Find the equ. of a circle passing through the (- (5, -2) and has the same centre as the circle x ^ 2 + y ^ 2 - 4x + 8y - 40 = 0

1 answer

To find the equation of a circle passing through the point (-5, -2) and with the same center as the circle x^2 + y^2 - 4x + 8y - 40 = 0, we first need to find the center of the given circle.

The general equation of a circle is (x-h)^2 + (y-k)^2 = r^2, where (h,k) is the center of the circle and r is the radius.
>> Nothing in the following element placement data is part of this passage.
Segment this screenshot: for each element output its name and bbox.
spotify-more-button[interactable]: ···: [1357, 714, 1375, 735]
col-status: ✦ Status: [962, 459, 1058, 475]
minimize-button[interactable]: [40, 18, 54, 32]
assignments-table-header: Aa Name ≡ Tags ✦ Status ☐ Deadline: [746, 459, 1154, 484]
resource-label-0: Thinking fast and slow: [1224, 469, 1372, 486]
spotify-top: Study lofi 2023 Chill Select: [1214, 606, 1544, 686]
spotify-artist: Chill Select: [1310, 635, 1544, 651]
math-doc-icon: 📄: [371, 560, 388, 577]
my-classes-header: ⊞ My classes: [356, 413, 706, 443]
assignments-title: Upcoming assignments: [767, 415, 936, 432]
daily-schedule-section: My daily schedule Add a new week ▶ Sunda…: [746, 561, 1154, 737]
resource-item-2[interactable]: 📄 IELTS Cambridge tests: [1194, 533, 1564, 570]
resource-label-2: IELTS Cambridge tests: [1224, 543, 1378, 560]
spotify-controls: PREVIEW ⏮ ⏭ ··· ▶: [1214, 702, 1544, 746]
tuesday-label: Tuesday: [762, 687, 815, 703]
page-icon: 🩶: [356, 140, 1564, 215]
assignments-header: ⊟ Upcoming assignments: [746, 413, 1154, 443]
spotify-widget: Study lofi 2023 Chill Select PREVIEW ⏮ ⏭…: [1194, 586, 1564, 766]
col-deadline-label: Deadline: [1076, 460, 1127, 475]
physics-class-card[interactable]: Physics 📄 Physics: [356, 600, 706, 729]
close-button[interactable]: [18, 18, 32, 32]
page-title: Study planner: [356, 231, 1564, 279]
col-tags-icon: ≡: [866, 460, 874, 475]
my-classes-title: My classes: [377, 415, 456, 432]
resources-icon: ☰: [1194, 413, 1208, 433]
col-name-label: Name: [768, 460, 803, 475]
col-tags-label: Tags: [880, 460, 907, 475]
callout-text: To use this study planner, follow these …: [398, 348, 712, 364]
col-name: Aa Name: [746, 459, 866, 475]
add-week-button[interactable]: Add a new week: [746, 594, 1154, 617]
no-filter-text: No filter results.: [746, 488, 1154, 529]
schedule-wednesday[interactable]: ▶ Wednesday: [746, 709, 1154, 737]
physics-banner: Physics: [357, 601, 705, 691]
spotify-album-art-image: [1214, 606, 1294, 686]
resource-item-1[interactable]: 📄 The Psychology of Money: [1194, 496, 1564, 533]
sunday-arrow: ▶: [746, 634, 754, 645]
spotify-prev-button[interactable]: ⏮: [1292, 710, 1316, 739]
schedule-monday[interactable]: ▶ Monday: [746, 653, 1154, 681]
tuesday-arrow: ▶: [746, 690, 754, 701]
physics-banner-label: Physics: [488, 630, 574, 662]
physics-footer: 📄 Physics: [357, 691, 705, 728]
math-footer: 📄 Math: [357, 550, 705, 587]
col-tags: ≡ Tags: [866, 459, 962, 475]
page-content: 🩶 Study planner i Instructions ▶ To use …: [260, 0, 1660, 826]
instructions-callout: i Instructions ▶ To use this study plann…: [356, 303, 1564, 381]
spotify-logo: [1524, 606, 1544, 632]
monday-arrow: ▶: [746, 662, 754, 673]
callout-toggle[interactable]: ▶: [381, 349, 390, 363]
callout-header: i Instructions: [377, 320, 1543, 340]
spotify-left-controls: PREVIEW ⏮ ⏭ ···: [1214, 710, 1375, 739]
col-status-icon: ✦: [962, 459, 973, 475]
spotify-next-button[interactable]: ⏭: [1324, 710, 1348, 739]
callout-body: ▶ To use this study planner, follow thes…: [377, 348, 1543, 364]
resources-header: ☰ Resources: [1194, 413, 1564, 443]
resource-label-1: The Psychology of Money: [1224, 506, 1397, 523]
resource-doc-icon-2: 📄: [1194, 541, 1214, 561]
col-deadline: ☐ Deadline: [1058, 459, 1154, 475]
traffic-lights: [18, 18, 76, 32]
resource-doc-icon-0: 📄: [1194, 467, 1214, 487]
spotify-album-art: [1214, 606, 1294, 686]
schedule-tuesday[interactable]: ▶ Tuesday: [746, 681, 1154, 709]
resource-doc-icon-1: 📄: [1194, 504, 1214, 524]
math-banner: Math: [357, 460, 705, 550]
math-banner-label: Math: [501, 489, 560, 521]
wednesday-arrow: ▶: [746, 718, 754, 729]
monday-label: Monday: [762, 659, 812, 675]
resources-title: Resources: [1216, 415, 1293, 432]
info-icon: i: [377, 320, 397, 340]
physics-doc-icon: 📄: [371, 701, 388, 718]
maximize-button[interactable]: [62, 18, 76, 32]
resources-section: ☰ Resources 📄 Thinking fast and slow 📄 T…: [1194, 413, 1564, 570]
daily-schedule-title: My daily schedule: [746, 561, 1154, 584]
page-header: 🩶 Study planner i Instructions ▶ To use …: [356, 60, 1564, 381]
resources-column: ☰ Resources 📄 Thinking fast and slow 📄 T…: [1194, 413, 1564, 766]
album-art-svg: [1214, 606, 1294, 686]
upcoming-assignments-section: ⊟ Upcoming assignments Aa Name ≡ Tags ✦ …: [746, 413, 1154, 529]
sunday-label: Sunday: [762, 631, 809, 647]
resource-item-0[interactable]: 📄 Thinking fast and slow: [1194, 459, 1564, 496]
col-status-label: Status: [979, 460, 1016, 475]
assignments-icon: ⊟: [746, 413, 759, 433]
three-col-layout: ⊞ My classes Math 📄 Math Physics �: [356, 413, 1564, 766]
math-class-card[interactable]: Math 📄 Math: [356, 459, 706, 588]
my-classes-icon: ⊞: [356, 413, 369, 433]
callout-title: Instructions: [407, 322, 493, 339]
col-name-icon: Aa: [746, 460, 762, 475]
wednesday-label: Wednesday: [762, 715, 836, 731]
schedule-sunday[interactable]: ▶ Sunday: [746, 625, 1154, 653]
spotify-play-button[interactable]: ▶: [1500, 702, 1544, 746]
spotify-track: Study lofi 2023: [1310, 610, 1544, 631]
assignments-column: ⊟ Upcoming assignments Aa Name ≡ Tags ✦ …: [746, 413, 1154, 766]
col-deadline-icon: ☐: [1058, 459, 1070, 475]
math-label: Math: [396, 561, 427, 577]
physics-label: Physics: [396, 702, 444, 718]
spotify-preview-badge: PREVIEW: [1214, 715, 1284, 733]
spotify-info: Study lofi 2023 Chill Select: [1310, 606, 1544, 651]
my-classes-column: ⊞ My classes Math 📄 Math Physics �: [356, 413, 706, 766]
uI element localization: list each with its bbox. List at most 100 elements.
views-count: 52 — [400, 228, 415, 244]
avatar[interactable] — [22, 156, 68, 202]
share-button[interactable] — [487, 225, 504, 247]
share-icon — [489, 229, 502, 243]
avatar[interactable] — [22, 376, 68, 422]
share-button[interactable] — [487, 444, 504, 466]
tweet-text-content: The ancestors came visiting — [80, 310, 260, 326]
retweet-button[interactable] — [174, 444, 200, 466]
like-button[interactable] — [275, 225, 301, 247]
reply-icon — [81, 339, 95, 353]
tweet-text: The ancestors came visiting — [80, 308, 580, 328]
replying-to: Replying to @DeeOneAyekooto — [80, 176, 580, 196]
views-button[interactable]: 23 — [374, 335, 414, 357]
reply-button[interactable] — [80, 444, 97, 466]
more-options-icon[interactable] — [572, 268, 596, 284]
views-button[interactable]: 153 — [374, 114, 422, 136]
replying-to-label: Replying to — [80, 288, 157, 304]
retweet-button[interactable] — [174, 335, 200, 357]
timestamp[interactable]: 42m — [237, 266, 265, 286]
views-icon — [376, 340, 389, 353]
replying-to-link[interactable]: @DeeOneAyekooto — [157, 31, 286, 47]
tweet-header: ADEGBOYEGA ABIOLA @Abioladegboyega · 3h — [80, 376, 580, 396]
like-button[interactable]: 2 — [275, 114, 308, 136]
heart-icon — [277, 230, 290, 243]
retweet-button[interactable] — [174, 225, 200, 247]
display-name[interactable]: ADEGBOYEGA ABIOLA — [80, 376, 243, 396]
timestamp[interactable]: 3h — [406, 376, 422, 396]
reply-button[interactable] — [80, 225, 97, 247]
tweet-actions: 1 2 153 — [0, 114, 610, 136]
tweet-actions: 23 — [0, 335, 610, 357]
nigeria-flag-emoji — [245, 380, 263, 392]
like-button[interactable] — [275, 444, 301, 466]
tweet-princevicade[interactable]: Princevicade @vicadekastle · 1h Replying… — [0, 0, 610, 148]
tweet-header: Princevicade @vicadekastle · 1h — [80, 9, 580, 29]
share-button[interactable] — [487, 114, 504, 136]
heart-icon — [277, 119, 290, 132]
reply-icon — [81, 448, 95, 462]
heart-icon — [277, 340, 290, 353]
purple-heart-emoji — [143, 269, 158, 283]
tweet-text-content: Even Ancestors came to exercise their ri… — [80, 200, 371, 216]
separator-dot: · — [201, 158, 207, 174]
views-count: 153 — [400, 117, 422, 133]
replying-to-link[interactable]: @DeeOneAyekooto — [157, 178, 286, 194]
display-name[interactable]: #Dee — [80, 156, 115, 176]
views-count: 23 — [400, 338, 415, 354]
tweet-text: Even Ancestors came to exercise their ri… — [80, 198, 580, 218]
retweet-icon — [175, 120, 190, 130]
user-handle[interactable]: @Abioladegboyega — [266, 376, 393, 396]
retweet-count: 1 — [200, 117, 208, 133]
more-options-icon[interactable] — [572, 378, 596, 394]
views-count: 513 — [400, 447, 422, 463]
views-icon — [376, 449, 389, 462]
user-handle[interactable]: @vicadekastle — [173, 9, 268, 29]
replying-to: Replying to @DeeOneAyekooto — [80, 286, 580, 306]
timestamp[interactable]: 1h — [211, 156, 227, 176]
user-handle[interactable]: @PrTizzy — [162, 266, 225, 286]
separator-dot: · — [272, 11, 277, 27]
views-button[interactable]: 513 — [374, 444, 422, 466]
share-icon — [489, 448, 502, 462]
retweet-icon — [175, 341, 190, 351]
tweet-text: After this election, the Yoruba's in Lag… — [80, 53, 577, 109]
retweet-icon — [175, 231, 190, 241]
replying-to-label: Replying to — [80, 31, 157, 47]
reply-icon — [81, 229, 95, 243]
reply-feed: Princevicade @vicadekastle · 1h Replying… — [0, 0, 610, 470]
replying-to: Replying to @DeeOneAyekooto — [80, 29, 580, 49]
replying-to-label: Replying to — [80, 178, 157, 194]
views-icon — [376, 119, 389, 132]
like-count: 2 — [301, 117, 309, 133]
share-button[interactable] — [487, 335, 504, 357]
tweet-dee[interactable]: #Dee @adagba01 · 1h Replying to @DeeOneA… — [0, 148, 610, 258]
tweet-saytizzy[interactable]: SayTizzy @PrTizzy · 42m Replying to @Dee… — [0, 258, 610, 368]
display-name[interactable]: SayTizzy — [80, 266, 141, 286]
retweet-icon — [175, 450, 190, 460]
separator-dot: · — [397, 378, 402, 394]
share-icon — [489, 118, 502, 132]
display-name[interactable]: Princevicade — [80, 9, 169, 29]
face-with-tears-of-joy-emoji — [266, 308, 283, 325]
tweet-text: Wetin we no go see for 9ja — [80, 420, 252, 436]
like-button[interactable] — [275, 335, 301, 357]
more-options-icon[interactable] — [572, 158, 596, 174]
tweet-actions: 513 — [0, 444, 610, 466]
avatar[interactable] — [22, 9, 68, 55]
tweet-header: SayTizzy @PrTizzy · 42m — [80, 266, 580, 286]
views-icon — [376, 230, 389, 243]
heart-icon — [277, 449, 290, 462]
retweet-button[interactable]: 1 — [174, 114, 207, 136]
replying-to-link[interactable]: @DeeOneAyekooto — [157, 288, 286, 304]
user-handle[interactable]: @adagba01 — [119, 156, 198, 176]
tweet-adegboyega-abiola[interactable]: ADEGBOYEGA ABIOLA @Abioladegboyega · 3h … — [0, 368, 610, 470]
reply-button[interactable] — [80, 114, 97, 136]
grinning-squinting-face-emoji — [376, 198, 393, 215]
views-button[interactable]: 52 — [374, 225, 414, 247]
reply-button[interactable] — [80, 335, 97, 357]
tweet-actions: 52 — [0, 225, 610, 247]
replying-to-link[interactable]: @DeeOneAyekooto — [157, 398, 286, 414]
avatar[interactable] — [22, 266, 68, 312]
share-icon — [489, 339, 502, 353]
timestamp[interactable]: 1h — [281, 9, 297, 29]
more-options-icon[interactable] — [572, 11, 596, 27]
Given circle equation: x^2 + y^2 - 4x + 8y - 40 = 0
Rearranging terms, we get: (x^2 - 4x) + (y^2 + 8y) = 40
Completing the square for x and y terms:
(x^2 - 4x + 4) + (y^2 + 8y + 16) = 40 + 4 + 16
(x - 2)^2 + (y + 4)^2 = 60

Comparing with the general equation, we find that the center of the given circle is at the point (2, -4).

Since the new circle has the same center, we can use the center as (2, -4) and the point (-5, -2) to find the radius of the new circle:
r = √[(-5 - 2)^2 + (-2 + 4)^2]
r = √(49 + 4) = √53

Now we have the center (2, -4) and the radius √53 of the new circle. We can write the equation of this new circle as:
(x-2)^2 + (y+4)^2 = 53.